Pachter and others also take issue with the touted $100 cost. That figure only covers reagents, not the labor, pre- and postsequencing steps, and initial outlay for the machine, the price of which has not been released. Even if the $100 figure is real, it may not be unique: Other companies are also promising $100 per human genome.
One is MGI, a subsidiary of Chinese sequencing giant BGI. MGI’s technology is similar to Illumina’s, but it increases accuracy by adding all four bases at once as it sequences DNA. To track which bases are incorporated, it uses antibodies, which are brighter and less expensive than fluorescent dyes. Illumina, too, is promising lower costs, and at the meeting it introduced new chemistries to increase accuracy and flexibility.

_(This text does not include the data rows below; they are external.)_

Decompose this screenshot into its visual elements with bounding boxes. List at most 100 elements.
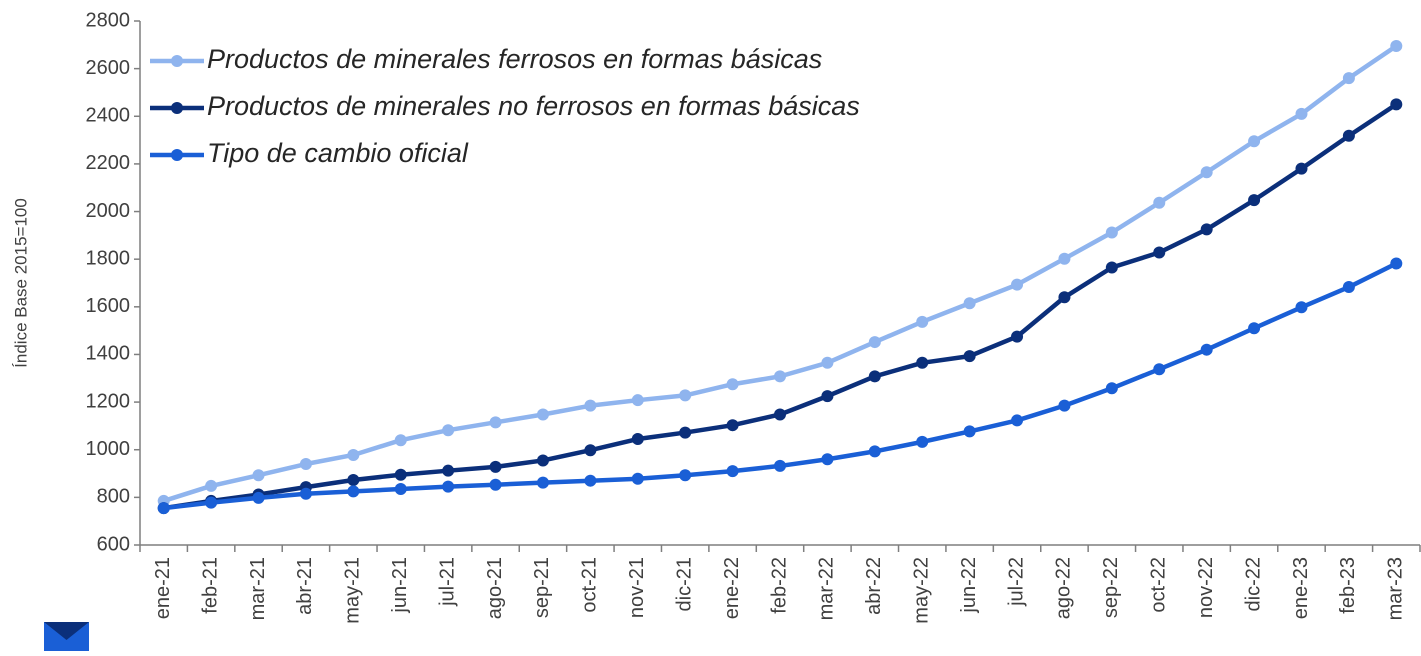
- x-tick-label: mar-22: [816, 557, 838, 620]
- data-point: [1105, 261, 1118, 274]
- data-point: [1342, 72, 1355, 85]
- data-point: [774, 408, 786, 421]
- y-tick-label: 2800: [86, 9, 131, 31]
- data-point: [1200, 343, 1213, 356]
- x-tick-label: ago-22: [1053, 557, 1075, 619]
- data-point: [299, 487, 312, 500]
- x-tick-label: abr-21: [294, 557, 316, 615]
- x-tick-label: may-21: [342, 557, 364, 624]
- data-point: [963, 425, 976, 438]
- x-tick-label: jul-21: [436, 557, 458, 607]
- x-tick-label: dic-21: [673, 557, 695, 611]
- data-point: [1295, 162, 1308, 175]
- data-point: [1011, 278, 1024, 291]
- data-point: [774, 459, 786, 472]
- data-point: [1153, 196, 1166, 209]
- data-point: [1248, 322, 1261, 335]
- data-point: [1153, 363, 1166, 376]
- data-point: [584, 444, 597, 457]
- x-tick-label: mar-23: [1385, 557, 1407, 620]
- legend-label: Tipo de cambio oficial: [207, 138, 469, 168]
- data-point: [963, 350, 976, 363]
- legend-marker: [171, 55, 183, 67]
- x-tick-label: oct-22: [1148, 557, 1170, 613]
- y-tick-label: 2400: [86, 105, 131, 127]
- data-point: [1058, 252, 1071, 265]
- legend-marker: [171, 102, 183, 114]
- data-point: [868, 445, 881, 458]
- data-point: [631, 433, 644, 446]
- data-point: [821, 356, 834, 369]
- data-point: [299, 458, 312, 471]
- x-tick-label: sep-22: [1100, 557, 1122, 618]
- legend-marker: [171, 149, 183, 161]
- y-tick-label: 1400: [86, 343, 131, 365]
- data-point: [1200, 166, 1213, 179]
- x-tick-label: feb-22: [768, 557, 790, 614]
- data-point: [252, 469, 265, 482]
- data-point: [963, 297, 976, 310]
- data-point: [868, 336, 881, 349]
- data-point: [1011, 330, 1024, 343]
- data-point: [1342, 129, 1355, 142]
- data-point: [584, 399, 597, 412]
- x-tick-label: abr-22: [863, 557, 885, 615]
- data-point: [679, 389, 692, 402]
- data-point: [394, 483, 407, 496]
- data-point: [821, 453, 834, 466]
- legend-label: Productos de minerales no ferrosos en fo…: [207, 91, 860, 121]
- data-point: [1058, 291, 1071, 304]
- y-tick-label: 1000: [86, 438, 131, 460]
- data-point: [584, 474, 597, 487]
- data-point: [1200, 223, 1213, 236]
- y-tick-label: 600: [97, 533, 130, 555]
- x-tick-label: ene-23: [1290, 557, 1312, 619]
- data-point: [442, 464, 455, 477]
- x-tick-label: jun-22: [958, 557, 980, 614]
- data-point: [347, 473, 360, 486]
- x-tick-label: oct-21: [579, 557, 601, 613]
- data-point: [489, 416, 502, 429]
- data-point: [205, 496, 218, 509]
- y-tick-label: 2200: [86, 152, 131, 174]
- data-point: [1390, 98, 1403, 111]
- data-point: [1295, 107, 1308, 120]
- legend-label: Productos de minerales ferrosos en forma…: [207, 44, 822, 74]
- x-tick-label: ago-21: [484, 557, 506, 619]
- x-tick-label: feb-21: [199, 557, 221, 614]
- data-point: [1011, 414, 1024, 427]
- data-point: [726, 378, 739, 391]
- data-point: [442, 424, 455, 437]
- data-point: [1153, 246, 1166, 259]
- data-point: [1390, 257, 1403, 270]
- data-point: [726, 465, 739, 478]
- x-tick-label: nov-22: [1195, 557, 1217, 618]
- y-tick-label: 2600: [86, 57, 131, 79]
- data-point: [157, 502, 170, 515]
- data-point: [868, 370, 881, 383]
- data-point: [1105, 226, 1118, 239]
- data-point: [1295, 301, 1308, 314]
- y-tick-label: 800: [97, 486, 130, 508]
- data-point: [1248, 194, 1261, 207]
- data-point: [631, 472, 644, 485]
- x-tick-label: sep-21: [531, 557, 553, 618]
- data-point: [1105, 382, 1118, 395]
- data-point: [442, 480, 455, 493]
- data-point: [536, 408, 549, 421]
- data-point: [1248, 135, 1261, 148]
- data-point: [916, 435, 929, 448]
- data-point: [679, 426, 692, 439]
- y-tick-label: 1800: [86, 247, 131, 269]
- data-point: [252, 491, 265, 504]
- data-point: [1058, 399, 1071, 412]
- data-point: [774, 370, 786, 383]
- x-tick-label: nov-21: [626, 557, 648, 618]
- x-tick-label: may-22: [911, 557, 933, 624]
- data-point: [631, 394, 644, 407]
- data-point: [489, 478, 502, 491]
- y-tick-label: 2000: [86, 200, 131, 222]
- y-tick-label: 1200: [86, 390, 131, 412]
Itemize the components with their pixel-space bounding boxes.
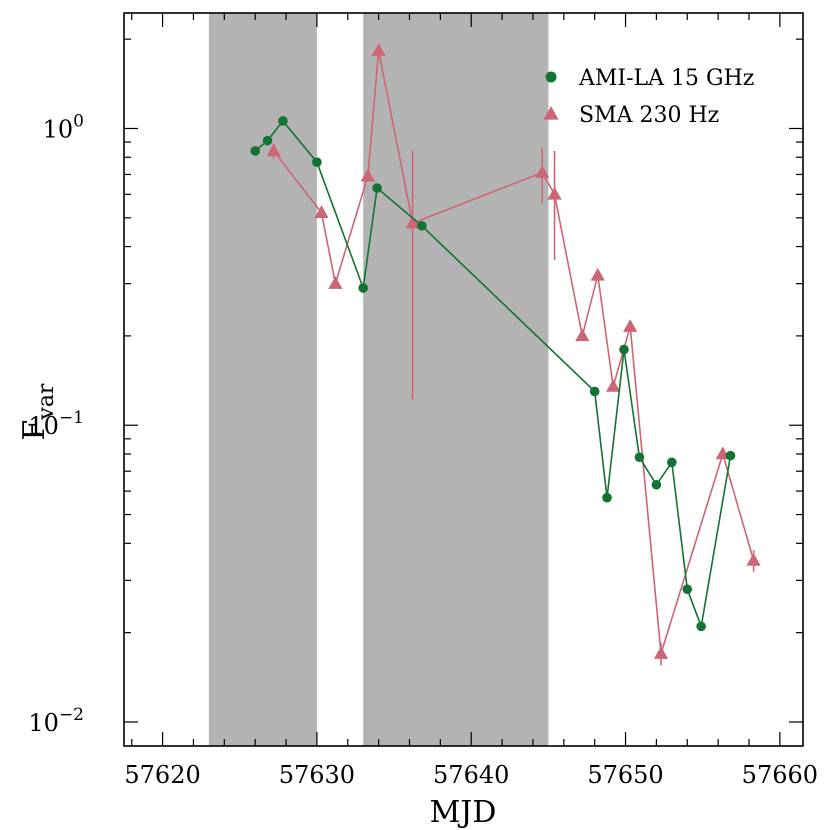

For this bargain rate to be realized, Ultima and MGI both require filling their sequencers to capacity with hundreds of genomes. But high-throughput sequencing “is not always good for clinical practice even if it is good economics,” says Greg Elgar, a genome biologist at Genomics England, because sometimes a physician needs just one or a few people’s genomes analyzed. Other companies with new flow cells and chemistries can economically sequence small numbers of genomes. At last week’s meeting, Element Biosciences CEO Molly He reported the company is now shipping benchtop sequencers that can sequence three human genomes at a time, at a cost of $560 each. Another company, Singular Genomics, also promises benchtop technology that doesn’t require high throughput for cost savings.
These machines, like those from Illumina, MGI, and Ultima, all decipher short fragments of DNA. But for the past 7 years, two companies, Pacific Biosciences and Oxford Nanopore Technologies, have worked on sequencing “long reads,” thousands of bases long, which leave fewer partial sequences to piece together into a full genome. The technologies “can sequence the native DNA molecule, in all its glory,” Elgar says. They have struggled with low accuracy and high cost, but he says they are on their way to becoming practical tools.
Don’t count the sequencing giant Illumina out just yet. Its scientists “probably have kept a couple of cards in their back pocket” to keep their position in the market strong, says Albert Vilella, a bioinformatician and genomics consultant in Cambridge, England. Nonetheless, Illumina faces unprecedented competition, he adds. “It’s time to look at the [DNA sequencing] landscape with fresh eyes.”